Les mamelles de l'état
Elle arrive et pose ses seins sur le comptoir.
Au début j’avais pas trop fait attention (et pourtant c’est généralement le genre de chose que je remarque, même le matin), mais c’est sa voix caractéristique qui m’a sorti de l’espèce de sixième dimension dans laquelle je me trouvais, noyé dans l’absence de caféine dans mon sang, l’œil vague fixant une image au loin qui n’existe pas.
‘Saluuuuuuuuut !’
Mes yeux focalisent sur un point autre que le décolleté qui m’est présenté (je suis quelqu’un de poli, et j’ai cru comprendre que les femmes savaient toujours quand on regardait, même si on pense être en mode ninja furtif indétectable), et oui, il n’y a pas de doute possible, café ou pas café, c’est bien ma rescapée d’Ibiza aux seins nus sur la plage qui est là, plantée devant moi, telle une plante en pot qui se demande quand l’hiver se terminera et quand elle pourra enfin chlorophyller a fond les ballons (j’évite de parler d’engrais, je tente au maximum de garder mon humour à un niveau de respectabilité honorable. Je n’y arrive pas toujours, je vous l’accorde volontiers).
Comme je suis toujours poli depuis le paragraphe précédent, je lui demande ce qu’elle devient, si elle sert toujours des clients ingrats (je rappelle aux gens qui ne savent pas de qui je parle qu’elle est serveuse, et non call girl (j’avais prévenu pour l’humour)) ?
‘Pff ouais, ‘tain il fait froid là, j’aurais pas dû m’habiller comme ça, en plus laisse tomber, les rues sont pas salées, franchement heureusement que je paie pas d’impôts, je serais trop dégoûtée sinon’
Je n’invente rien. Je préfère le préciser par respect pour les lecteurs qui aimeraient, eux, payer des impôts (je me souviens de la première fois que j’ai payé l’impôt sur les revenus (ça a pas duré longtemps), j’étais réellement heureux et fier. Je me disais que ça servirait pour mes enfants, pour qu’ils prennent le bus, pour qu’ils aient de jolis passages piétons, pour que les tableaux à l’école soient reluisants et les livres neufs. Que je contribue à mon propre service de santé, que du coup les hôpitaux prendront encore mieux soin de moi, que j’aurai les meilleurs médecins du pays (on lui fait gaz du sang, Nfs, Iono (ca se voit que j’ai longtemps regardé Urgences ?), la totale, il paie des impôts, on lui doit bien ça). Jusqu’à ce que je me réveille et que je me souvienne que je n’ai pas d’enfants, que ni eux ni moi n’allons à l’école, que je traverse toujours en dehors des clous et que je ne prends que la voiture. L’altruisme, c’est surfait. Mais aussi par respect pour les quelques autres qui aimeraient en payer moins, des impôts, ou alors que ça serve à la rénovation du golf municipal et non au salage des descentes de garage. Ou alors des leurs. Mais bon hein, on va pas faire de politique, parlons plutôt des seins posés devant moi, immobiles (enfin j’imagine, vu que je ne regarde pas), transis de froid, livrés à eux-mêmes dans la jungle hivernale et hormonale (pas d’hibernation pour ça, je le crains), obligés de rester à découvert à cause de cette allumeuse de foire aux pigeons.

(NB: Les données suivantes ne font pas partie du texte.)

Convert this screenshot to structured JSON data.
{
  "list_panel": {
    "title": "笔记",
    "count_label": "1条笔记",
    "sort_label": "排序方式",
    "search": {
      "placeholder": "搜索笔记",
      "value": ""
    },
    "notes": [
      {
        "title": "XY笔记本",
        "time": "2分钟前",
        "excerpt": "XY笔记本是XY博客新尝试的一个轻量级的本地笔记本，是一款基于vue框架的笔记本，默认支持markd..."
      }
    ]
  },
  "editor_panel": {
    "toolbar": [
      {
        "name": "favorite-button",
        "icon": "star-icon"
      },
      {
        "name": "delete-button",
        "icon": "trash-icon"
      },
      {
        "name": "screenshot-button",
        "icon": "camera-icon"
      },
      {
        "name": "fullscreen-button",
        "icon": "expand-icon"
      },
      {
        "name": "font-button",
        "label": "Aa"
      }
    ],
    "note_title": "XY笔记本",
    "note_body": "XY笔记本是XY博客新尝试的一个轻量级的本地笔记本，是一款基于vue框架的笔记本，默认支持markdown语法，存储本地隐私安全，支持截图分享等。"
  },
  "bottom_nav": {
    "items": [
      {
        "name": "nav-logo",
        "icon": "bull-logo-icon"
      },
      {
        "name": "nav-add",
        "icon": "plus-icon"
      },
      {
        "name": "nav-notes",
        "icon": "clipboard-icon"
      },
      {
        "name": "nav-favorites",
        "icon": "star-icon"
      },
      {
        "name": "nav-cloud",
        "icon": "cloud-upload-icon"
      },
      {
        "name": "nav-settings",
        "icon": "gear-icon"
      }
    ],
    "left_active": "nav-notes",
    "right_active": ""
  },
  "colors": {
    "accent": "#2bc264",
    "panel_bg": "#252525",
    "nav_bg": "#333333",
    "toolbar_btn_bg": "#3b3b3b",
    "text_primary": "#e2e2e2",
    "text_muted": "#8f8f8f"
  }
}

‘Et donc que puis-je faire pour toi ?’ demandé-je le regard posé sur les huit cartons Hachette que l’on vient de me livrer (et je voudrais pas dire, mais le livreur lui il a regardé le décolleté, c’est vrai que c’est pas discret, faudrait qu’on fasse un peu attention, c’est désobligeant pour vous autres femmes cette attitude. Et puis bon, ça vous regarde pas ce qu’on mate, d’abord).
‘Je me demandais si ça existait, le Kama-Sutra en Bd ?’

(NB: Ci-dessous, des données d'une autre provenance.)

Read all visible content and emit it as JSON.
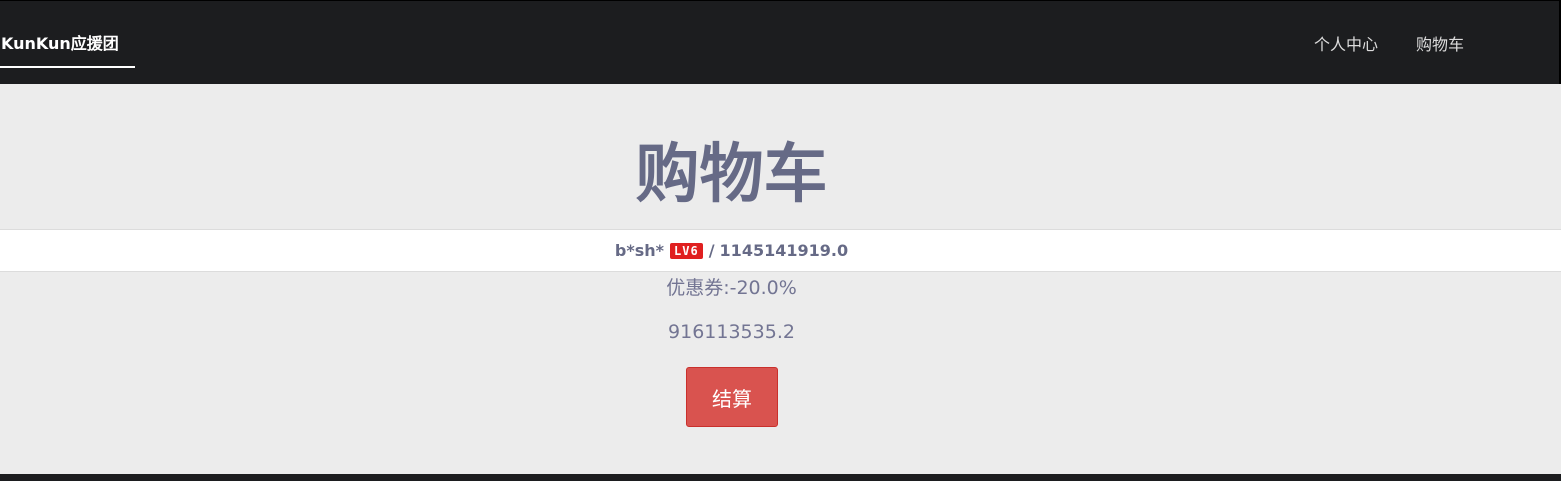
{
  "nav": {
    "brand": "KunKun应援团",
    "links": [
      "个人中心",
      "购物车"
    ]
  },
  "page": {
    "title": "购物车"
  },
  "user": {
    "name": "b*sh*",
    "level": "LV6",
    "separator": "/",
    "balance": "1145141919.0"
  },
  "cart": {
    "coupon": "优惠券:-20.0%",
    "total": "916113535.2",
    "checkout_label": "结算"
  },
  "colors": {
    "navbar": "#1c1d1f",
    "background": "#ececec",
    "title": "#666a86",
    "level_badge": "#e02020",
    "checkout_button": "#d9534f"
  }
}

‘Heu…ben les illustrations du Kama-Sutra sont déjà relativement explicite il me semble, pourquoi tu les voudrais en Bd ?’
‘Oh comme ça, je m’intéresse au sujet. On m’en a offert un pour Noël, j’ai trouvé ça un peu bizarre, mais délire quand même’
‘Ah…ben heu non, j’ai pas ça non. J’ai « L’anti-Kamasutra à l’usage des gens normaux », d’arthur de pins et Mazaurette, mais quelque chose me dit que c’est pile le contraire de ce que tu me demandes’
‘ben ouais, si c’est anti…bon, pas grave. Allez, je fonce, suis en retard’
Et alors qu’elle était de nouveau sortie de ma vie du moment, la frontière de la porte franchie, elle fait demi-tour, passe la tête par la porte et me dit
‘Je te raconterai pour le Kama-Sutra’
Encore ce soir, j’ose à peine imaginer ce qu’elle entendait par là.